Ben Nicholson - DLWP, Bexhill-on-Sea

On a corridor wall in our new house hangs a print of a red Eiffel Tower by Robert Delaunay. The tower is mangled into fragments of red against a bright blue and white Parisian skyline. The tricolour shines through these contrasts of colour and the viewer is placed into a tangible metropolis. Into a dynamic modern city. Cubism generally has excited me for a long time. Encouraged to follow this style in my GCSE art classes, I developed my own juxtapositions of colour, line, shape and space, happily scumbling acryclics onto sugar paper. Taking the body as my main focus, its movements through the city, I attempted to create statuesque and masculine forms. The style developed into a form of colourful abstraction. Good on the eye if a little soulless. Unlike Delaunay, I did not have direct contact with a city for my inspiration. Weekend trips to London were frowned upon as a result of IRA activity in the 1990s. My home village (a sedate and very well-to-do place in the London commuter belt) was nowhere near to being a Bohemian quarter that aroused the creative juices. Neither did my immediate surroundings - a semi-detached red brick in a post-war working-class housing estate - find a way into my work. The only way to recreate a sense of the cosmopolitan was to trawl the image of sexualised city life depicted in my bibles of 90s living - FHM, Loaded and the slightly more urbane Sky magazines.
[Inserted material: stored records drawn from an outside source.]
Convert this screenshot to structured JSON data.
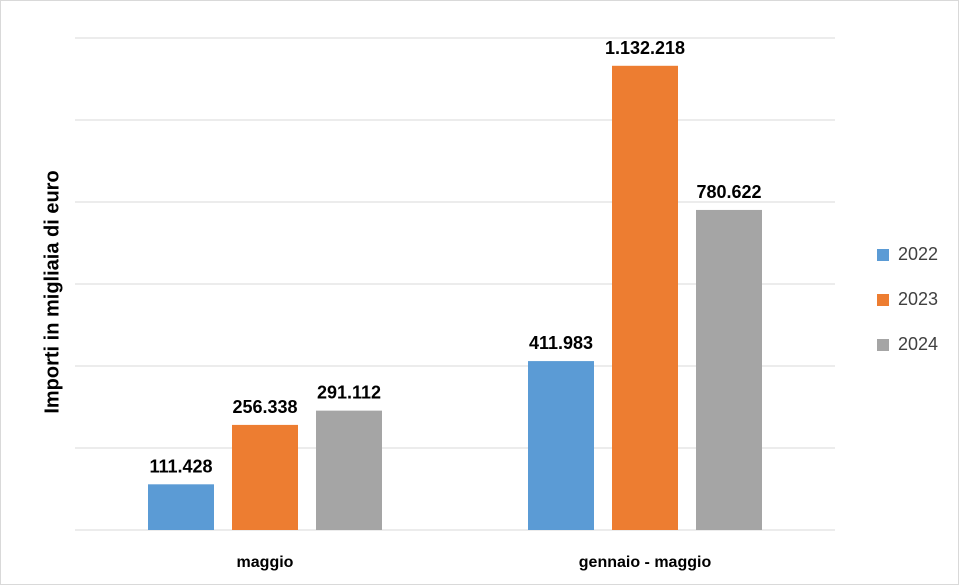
{
  "chart_data": {
    "type": "bar",
    "categories": [
      "maggio",
      "gennaio - maggio"
    ],
    "series": [
      {
        "name": "2022",
        "values": [
          111428,
          411983
        ],
        "labels": [
          "111.428",
          "411.983"
        ],
        "color": "#5b9bd5"
      },
      {
        "name": "2023",
        "values": [
          256338,
          1132218
        ],
        "labels": [
          "256.338",
          "1.132.218"
        ],
        "color": "#ed7d31"
      },
      {
        "name": "2024",
        "values": [
          291112,
          780622
        ],
        "labels": [
          "291.112",
          "780.622"
        ],
        "color": "#a5a5a5"
      }
    ],
    "ylabel": "Importi in migliaia di euro",
    "xlabel": "",
    "ylim": [
      0,
      1200000
    ],
    "grid": true,
    "legend_position": "right"
  }
}
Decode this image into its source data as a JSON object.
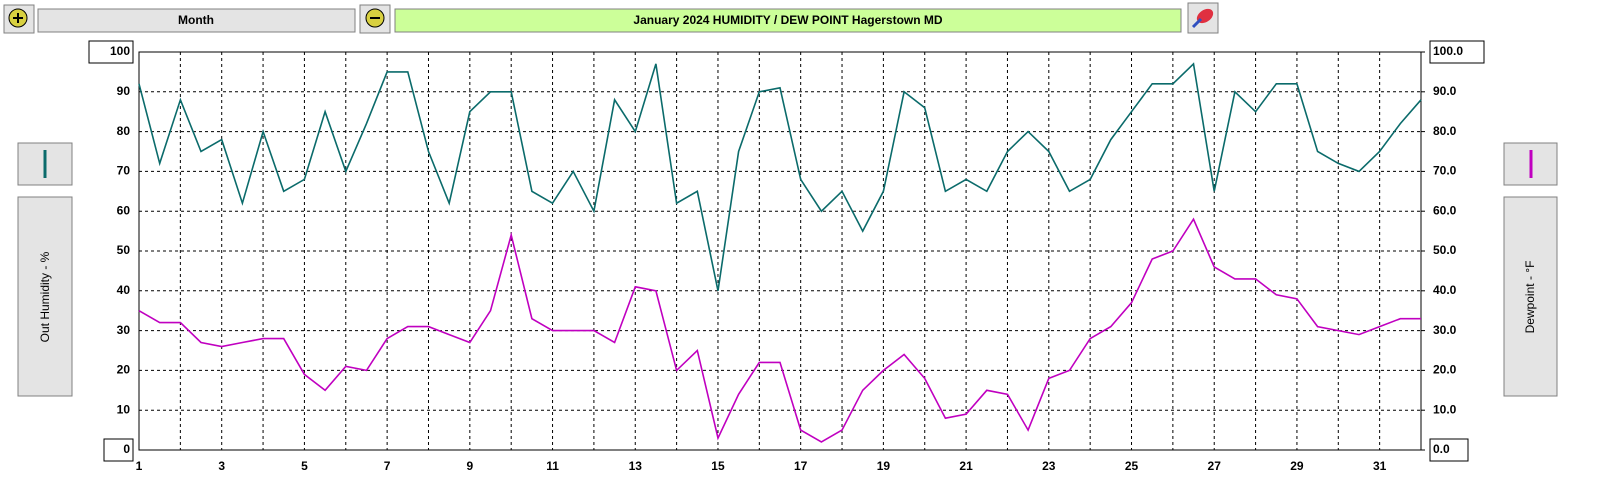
{
  "toolbar": {
    "period": "Month"
  },
  "chart_data": {
    "type": "line",
    "title": "January 2024  HUMIDITY / DEW POINT  Hagerstown MD",
    "ylabel": "Out Humidity - %",
    "y2label": "Dewpoint - °F",
    "x": [
      1,
      1.5,
      2,
      2.5,
      3,
      3.5,
      4,
      4.5,
      5,
      5.5,
      6,
      6.5,
      7,
      7.5,
      8,
      8.5,
      9,
      9.5,
      10,
      10.5,
      11,
      11.5,
      12,
      12.5,
      13,
      13.5,
      14,
      14.5,
      15,
      15.5,
      16,
      16.5,
      17,
      17.5,
      18,
      18.5,
      19,
      19.5,
      20,
      20.5,
      21,
      21.5,
      22,
      22.5,
      23,
      23.5,
      24,
      24.5,
      25,
      25.5,
      26,
      26.5,
      27,
      27.5,
      28,
      28.5,
      29,
      29.5,
      30,
      30.5,
      31,
      31.5,
      32
    ],
    "xlim": [
      1,
      32
    ],
    "xticks": [
      1,
      3,
      5,
      7,
      9,
      11,
      13,
      15,
      17,
      19,
      21,
      23,
      25,
      27,
      29,
      31
    ],
    "minor_xticks": [
      2,
      4,
      6,
      8,
      10,
      12,
      14,
      16,
      18,
      20,
      22,
      24,
      26,
      28,
      30,
      32
    ],
    "ylim": [
      0,
      100
    ],
    "yticks": [
      0,
      10,
      20,
      30,
      40,
      50,
      60,
      70,
      80,
      90,
      100
    ],
    "y2lim": [
      0,
      100
    ],
    "y2ticks": [
      {
        "value": 0,
        "label": "0.0"
      },
      {
        "value": 10,
        "label": "10.0"
      },
      {
        "value": 20,
        "label": "20.0"
      },
      {
        "value": 30,
        "label": "30.0"
      },
      {
        "value": 40,
        "label": "40.0"
      },
      {
        "value": 50,
        "label": "50.0"
      },
      {
        "value": 60,
        "label": "60.0"
      },
      {
        "value": 70,
        "label": "70.0"
      },
      {
        "value": 80,
        "label": "80.0"
      },
      {
        "value": 90,
        "label": "90.0"
      },
      {
        "value": 100,
        "label": "100.0"
      }
    ],
    "grid": true,
    "series": [
      {
        "name": "Out Humidity",
        "color": "#0b6b6b",
        "values": [
          92,
          72,
          88,
          75,
          78,
          62,
          80,
          65,
          68,
          85,
          70,
          82,
          95,
          95,
          75,
          62,
          85,
          90,
          90,
          65,
          62,
          70,
          60,
          88,
          80,
          97,
          62,
          65,
          40,
          75,
          90,
          91,
          68,
          60,
          65,
          55,
          65,
          90,
          86,
          65,
          68,
          65,
          75,
          80,
          75,
          65,
          68,
          78,
          85,
          92,
          92,
          97,
          65,
          90,
          85,
          92,
          92,
          75,
          72,
          70,
          75,
          82,
          88
        ]
      },
      {
        "name": "Dewpoint",
        "color": "#c000c0",
        "axis": "y2",
        "values": [
          35,
          32,
          32,
          27,
          26,
          27,
          28,
          28,
          19,
          15,
          21,
          20,
          28,
          31,
          31,
          29,
          27,
          35,
          54,
          33,
          30,
          30,
          30,
          27,
          41,
          40,
          20,
          25,
          3,
          14,
          22,
          22,
          5,
          2,
          5,
          15,
          20,
          24,
          18,
          8,
          9,
          15,
          14,
          5,
          18,
          20,
          28,
          31,
          37,
          48,
          50,
          58,
          46,
          43,
          43,
          39,
          38,
          31,
          30,
          29,
          31,
          33,
          33
        ]
      }
    ]
  }
}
Ben Nicholson's exhibition at the De La Warr Pavilion proved to me, however, that you could develop a cubist style that reflected both England and the rural periphery. Leading cubists such as Braque, Picasso, Delaunay, Gris and Leger spoke to a different culture, in a different time and place. A life of cafés, clowns, music and furtive cultural exchange. In Nicholson, however, proximity to cosmopolitan life need not direct the subject. He shows that the patchwork of Cumberland countryside and Cornish coast can be reconciled into a Modernist framework without losing connection to the movement's political intent. In paintings like 1940 (St Ives, Version 2 or 1943-45 (St Ives, Cornwall) (pictured), the café culture seen throughout cubist still life is still there. Yet the cappucino is not the centrepiece. Nicholson looks beyond, to the fishing cottages, moored boats and distant hills from his studio window. Fragmented cups and saucers, a milk jug, coffee or tea pot are foregrounded. But the gaze searches out to life less immediated and movements in the distance, to the geometries inspired by the English coastline. Lighthouses (which were originally styled on the trunk of an English oak tree) and fully-rigged fishing boats heading out from the harbour for a day's catch provide comforting and familiar shapes whose colours leap from the rolling hills that surround.

Nicholson's lesson seems to be that an aesthetic can be directed by careful observation and commitment to technique. He suggests it is possible to find our own style and make it politically relevant in enclaves far away from the seductive speed of the modern city. For someone who has just moved to Bexhill this is an encouraging proposition.